Christmas can be a time of lights, trees, parties, and decadent food, but it is definitely a season of grief and sadness. For some, it’s the grief of a lost childhood; the holidays remind us of all the brokenness our young lives were immersed in. For many, Christmas is a strong reminder of the death of a spouse, parent, or child. Christmas was the last time my wife spoke with her mother.
Throughout these first days, we’ve looked back at God’s faithfulness in fulfilling every promise of hope He gave His children concerning Jesus. The first prophets boldly proclaimed God’s coming amidst vast consumerism, greed, and a society that seemed “well off”. Then, in later years, prophets declared this hope amidst a broken society, exile, and confusion. As the people grieved the loss of everything, the prophets said things like, “Prepare the way of the Lord! The Lord will gather his people! The King will come and rule with justice and all will be made right.” The Psalmists also wrote in the same time, however, “The Lord watches over us!”

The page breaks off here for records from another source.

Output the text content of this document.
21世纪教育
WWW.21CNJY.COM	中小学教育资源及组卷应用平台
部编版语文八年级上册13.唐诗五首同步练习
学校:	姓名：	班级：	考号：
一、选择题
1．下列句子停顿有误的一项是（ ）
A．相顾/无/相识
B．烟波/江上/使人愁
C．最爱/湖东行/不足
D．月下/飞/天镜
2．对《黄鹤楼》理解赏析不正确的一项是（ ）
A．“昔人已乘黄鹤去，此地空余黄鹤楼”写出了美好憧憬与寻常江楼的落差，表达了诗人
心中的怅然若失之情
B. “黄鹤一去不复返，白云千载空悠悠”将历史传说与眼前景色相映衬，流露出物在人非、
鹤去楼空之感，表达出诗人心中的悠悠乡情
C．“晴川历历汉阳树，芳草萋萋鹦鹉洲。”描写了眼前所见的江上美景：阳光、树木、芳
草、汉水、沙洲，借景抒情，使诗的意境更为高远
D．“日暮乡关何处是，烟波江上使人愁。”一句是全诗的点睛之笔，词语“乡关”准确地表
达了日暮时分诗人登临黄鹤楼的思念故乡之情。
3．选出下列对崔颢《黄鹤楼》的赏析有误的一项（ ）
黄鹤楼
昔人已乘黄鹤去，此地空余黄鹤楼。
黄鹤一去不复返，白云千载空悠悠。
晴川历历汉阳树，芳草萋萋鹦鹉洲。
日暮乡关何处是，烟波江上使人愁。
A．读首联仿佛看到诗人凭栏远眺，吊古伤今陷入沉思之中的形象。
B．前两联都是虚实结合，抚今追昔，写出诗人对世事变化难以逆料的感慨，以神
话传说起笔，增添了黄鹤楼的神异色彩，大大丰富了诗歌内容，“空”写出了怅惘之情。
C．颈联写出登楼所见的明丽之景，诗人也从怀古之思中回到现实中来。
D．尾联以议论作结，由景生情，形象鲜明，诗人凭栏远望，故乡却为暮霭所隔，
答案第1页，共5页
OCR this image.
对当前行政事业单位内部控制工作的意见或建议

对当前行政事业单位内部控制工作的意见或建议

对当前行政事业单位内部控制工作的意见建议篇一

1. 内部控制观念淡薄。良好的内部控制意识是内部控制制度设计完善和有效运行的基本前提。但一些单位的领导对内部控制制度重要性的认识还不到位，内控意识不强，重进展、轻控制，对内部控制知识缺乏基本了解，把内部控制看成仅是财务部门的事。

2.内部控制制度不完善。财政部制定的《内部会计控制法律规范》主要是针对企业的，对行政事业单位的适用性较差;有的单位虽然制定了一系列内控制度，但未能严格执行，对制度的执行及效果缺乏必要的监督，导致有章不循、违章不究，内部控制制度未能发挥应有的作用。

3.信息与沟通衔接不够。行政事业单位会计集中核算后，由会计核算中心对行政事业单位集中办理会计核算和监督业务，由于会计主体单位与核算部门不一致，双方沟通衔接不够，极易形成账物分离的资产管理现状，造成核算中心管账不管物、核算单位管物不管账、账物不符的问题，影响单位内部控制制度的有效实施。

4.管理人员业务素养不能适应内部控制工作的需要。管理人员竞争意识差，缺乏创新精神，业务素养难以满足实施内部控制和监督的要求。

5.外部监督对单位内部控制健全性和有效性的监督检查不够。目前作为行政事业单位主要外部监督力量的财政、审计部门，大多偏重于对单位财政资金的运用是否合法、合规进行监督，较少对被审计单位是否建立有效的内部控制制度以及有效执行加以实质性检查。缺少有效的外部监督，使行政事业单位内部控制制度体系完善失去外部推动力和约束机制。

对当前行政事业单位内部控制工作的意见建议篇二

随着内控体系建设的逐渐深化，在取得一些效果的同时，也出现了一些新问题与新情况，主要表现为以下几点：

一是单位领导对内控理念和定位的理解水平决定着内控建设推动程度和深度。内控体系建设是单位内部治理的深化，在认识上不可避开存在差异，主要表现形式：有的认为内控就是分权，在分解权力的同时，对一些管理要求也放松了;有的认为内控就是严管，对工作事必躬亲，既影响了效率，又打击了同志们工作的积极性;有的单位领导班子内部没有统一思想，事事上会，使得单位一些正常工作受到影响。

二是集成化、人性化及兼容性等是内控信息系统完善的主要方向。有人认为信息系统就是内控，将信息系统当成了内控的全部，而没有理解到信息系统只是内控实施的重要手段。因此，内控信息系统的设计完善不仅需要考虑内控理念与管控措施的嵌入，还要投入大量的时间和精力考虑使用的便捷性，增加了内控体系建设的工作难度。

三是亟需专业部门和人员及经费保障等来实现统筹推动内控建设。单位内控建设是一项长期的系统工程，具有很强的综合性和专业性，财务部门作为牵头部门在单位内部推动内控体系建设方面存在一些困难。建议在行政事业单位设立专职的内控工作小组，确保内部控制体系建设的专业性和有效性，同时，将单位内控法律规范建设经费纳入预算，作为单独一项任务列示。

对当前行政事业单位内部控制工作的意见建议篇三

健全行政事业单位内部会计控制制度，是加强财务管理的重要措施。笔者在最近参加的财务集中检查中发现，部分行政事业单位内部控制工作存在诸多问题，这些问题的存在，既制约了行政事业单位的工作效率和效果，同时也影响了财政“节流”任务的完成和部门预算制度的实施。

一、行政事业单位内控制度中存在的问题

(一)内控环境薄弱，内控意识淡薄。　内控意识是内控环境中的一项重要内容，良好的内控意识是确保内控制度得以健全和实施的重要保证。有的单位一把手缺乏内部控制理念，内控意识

Advent is a moment that pushes us into this odd kind of mourning—a mourning with hope. Grief or mourning described in the Scriptures challenges our notions of grief. It isn’t a Hemingway-esq burying of all emotions and denial of pain. It isn’t a journey to “getting over it” or moving on. On the other hand, it’s not a constant groveling in that pain either. Often, we’re prone to make our grief the central thing about ourselves and the central thing about God. We belittle people’s attempts to speak words of life, encouragement, or truth. The Scriptures don’t tell us how to grieve, but they tell us what we possess in our grief. The Bible tells us of the accompanying presence of hope.
Paul writes in 1 Thessalonians 4:13-14 (NLT):
Dear brothers and sisters, we want you to know what will happen to the believers who have died so you will not grieve like people who have no hope. For since we believe that Jesus died and was raised to life again, we also believe that when Jesus returns, God will bring back with him the believers who have died.

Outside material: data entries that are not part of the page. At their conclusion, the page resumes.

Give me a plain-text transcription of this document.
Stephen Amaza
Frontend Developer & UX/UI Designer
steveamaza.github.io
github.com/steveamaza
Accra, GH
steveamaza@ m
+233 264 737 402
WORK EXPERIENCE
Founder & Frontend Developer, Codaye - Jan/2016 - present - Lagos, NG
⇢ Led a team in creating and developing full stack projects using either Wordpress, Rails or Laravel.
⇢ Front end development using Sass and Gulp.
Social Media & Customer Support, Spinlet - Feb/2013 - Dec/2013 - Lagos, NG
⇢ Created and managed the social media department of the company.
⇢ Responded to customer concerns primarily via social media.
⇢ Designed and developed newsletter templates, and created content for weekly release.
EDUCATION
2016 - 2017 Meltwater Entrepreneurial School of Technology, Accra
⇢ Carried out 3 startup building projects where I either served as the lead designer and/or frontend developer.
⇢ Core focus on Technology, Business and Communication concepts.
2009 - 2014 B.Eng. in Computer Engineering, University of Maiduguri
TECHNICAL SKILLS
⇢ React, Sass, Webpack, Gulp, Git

And then in 1 Peter 1:3-6 (NIV):
Praise be to the God and Father of our Lord Jesus Christ! In his great mercy he has given us new birth into a living hope through the resurrection of Jesus Christ from the dead, and into an inheritance that can never perish, spoil or fade. This inheritance is kept in heaven for you, who through faith are shielded by God’s power until the coming of the salvation that is ready to be revealed in the last time. In all this you greatly rejoice, though now for a little while you may have had to suffer grief in all kinds of trials.
The incarnation of God in Jesus guarantees hope as a possession in every trial and at the foot of every grave of every fallen saint. The core of your mourning contains a lasting hope in Christ’s arrival, His death, His resurrection, and His return. This hope doesn’t expel weeping, often it welcomes it.

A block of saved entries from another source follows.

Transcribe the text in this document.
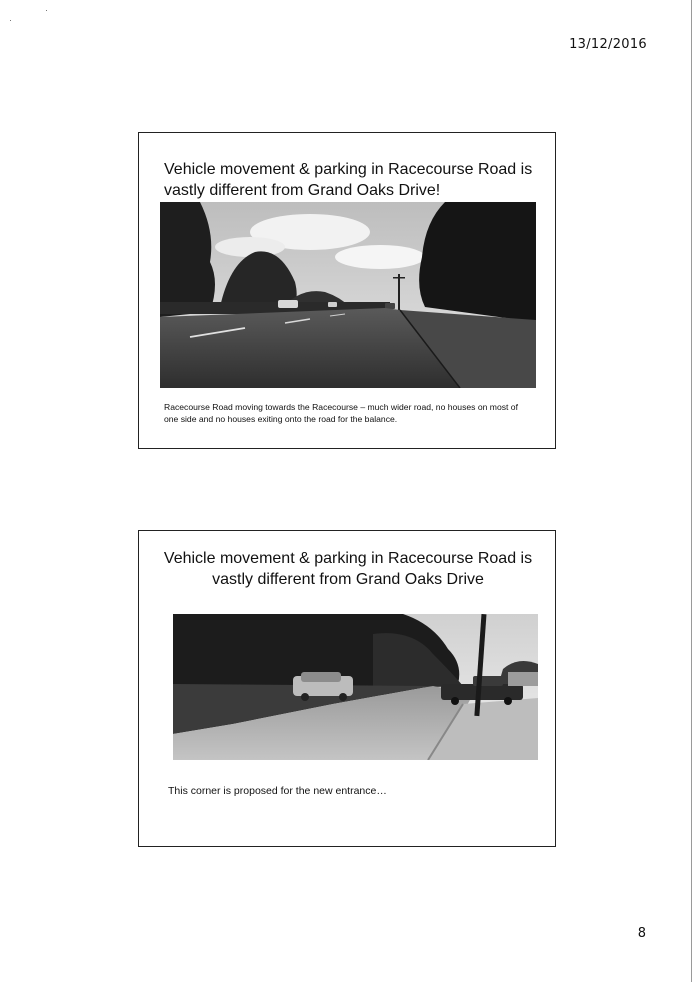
13/12/2016
Vehicle movement & parking in Racecourse Road is vastly different from Grand Oaks Drive!
Racecourse Road moving towards the Racecourse – much wider road, no houses on most of one side and no houses exiting onto the road for the balance.
Vehicle movement & parking in Racecourse Road is vastly different from Grand Oaks Drive
This corner is proposed for the new entrance…
8
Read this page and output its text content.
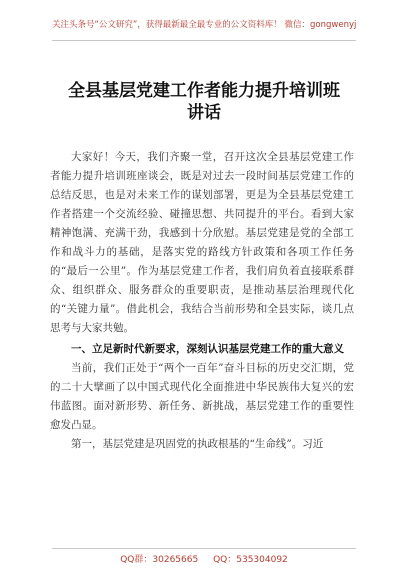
关注头条号“公文研究”，获得最新最全最专业的公文资料库！ 微信：gongwenyj
全县基层党建工作者能力提升培训班
讲话

大家好！今天，我们齐聚一堂，召开这次全县基层党建工作者能力提升培训班座谈会，既是对过去一段时间基层党建工作的总结反思，也是对未来工作的谋划部署，更是为全县基层党建工作者搭建一个交流经验、碰撞思想、共同提升的平台。看到大家精神饱满、充满干劲，我感到十分欣慰。基层党建是党的全部工作和战斗力的基础，是落实党的路线方针政策和各项工作任务的“最后一公里”。作为基层党建工作者，我们肩负着直接联系群众、组织群众、服务群众的重要职责，是推动基层治理现代化的“关键力量”。借此机会，我结合当前形势和全县实际，谈几点思考与大家共勉。

一、立足新时代新要求，深刻认识基层党建工作的重大意义

当前，我们正处于“两个一百年”奋斗目标的历史交汇期，党的二十大擘画了以中国式现代化全面推进中华民族伟大复兴的宏伟蓝图。面对新形势、新任务、新挑战，基层党建工作的重要性愈发凸显。

第一，基层党建是巩固党的执政根基的“生命线”。习近

QQ群：30265665 QQ：535304092
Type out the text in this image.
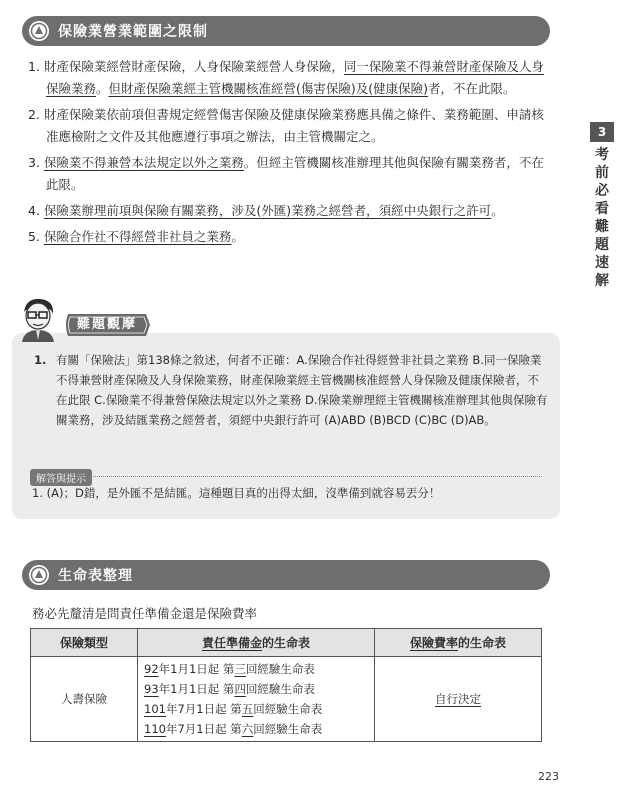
保險業營業範圍之限制
1. 財產保險業經營財產保險，人身保險業經營人身保險，同一保險業不得兼營財產保險及人身保險業務。但財產保險業經主管機關核准經營(傷害保險)及(健康保險)者，不在此限。
2. 財產保險業依前項但書規定經營傷害保險及健康保險業務應具備之條件、業務範圍、申請核准應檢附之文件及其他應遵行事項之辦法，由主管機關定之。
3. 保險業不得兼營本法規定以外之業務。但經主管機關核准辦理其他與保險有關業務者，不在此限。
4. 保險業辦理前項與保險有關業務，涉及(外匯)業務之經營者，須經中央銀行之許可。
5. 保險合作社不得經營非社員之業務。
3
考
前
必
看
難
題
速
解
難題觀摩
1. 有關「保險法」第138條之敘述，何者不正確：A.保險合作社得經營非社員之業務 B.同一保險業不得兼營財產保險及人身保險業務，財產保險業經主管機關核准經營人身保險及健康保險者，不在此限 C.保險業不得兼營保險法規定以外之業務 D.保險業辦理經主管機關核准辦理其他與保險有關業務，涉及結匯業務之經營者，須經中央銀行許可 (A)ABD (B)BCD (C)BC (D)AB。
解答與提示
1. (A)；D錯，是外匯不是結匯。這種題目真的出得太細，沒準備到就容易丟分！
生命表整理
務必先釐清是問責任準備金還是保險費率
保險類型	責任準備金的生命表	保險費率的生命表
人壽保險	92年1月1日起 第三回經驗生命表
93年1月1日起 第四回經驗生命表
101年7月1日起 第五回經驗生命表
110年7月1日起 第六回經驗生命表	自行決定
223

When you are informed, as Paul says, of the hope of Christ, or when you’ve received the inheritance of hope, as Peter describes, you see the world more clearly. You see the fractured marriages, you see the pain of loneliness, the injustice of poverty, the horror of war, and all of creation itself cracking under the weight of pressure of human sin. You see those things, knowing this is not how Jesus intended His world to be. You also see those things and know that, through the sacrifice of Christ’s life and in the great wealth of His love, all of this will be made new.
I invite you to spend time reflecting on this question: What hope does this Christ-Child Almighty God bring you? Where do you need that hope?
How will you respond when it arrives in the ordinary and the humble?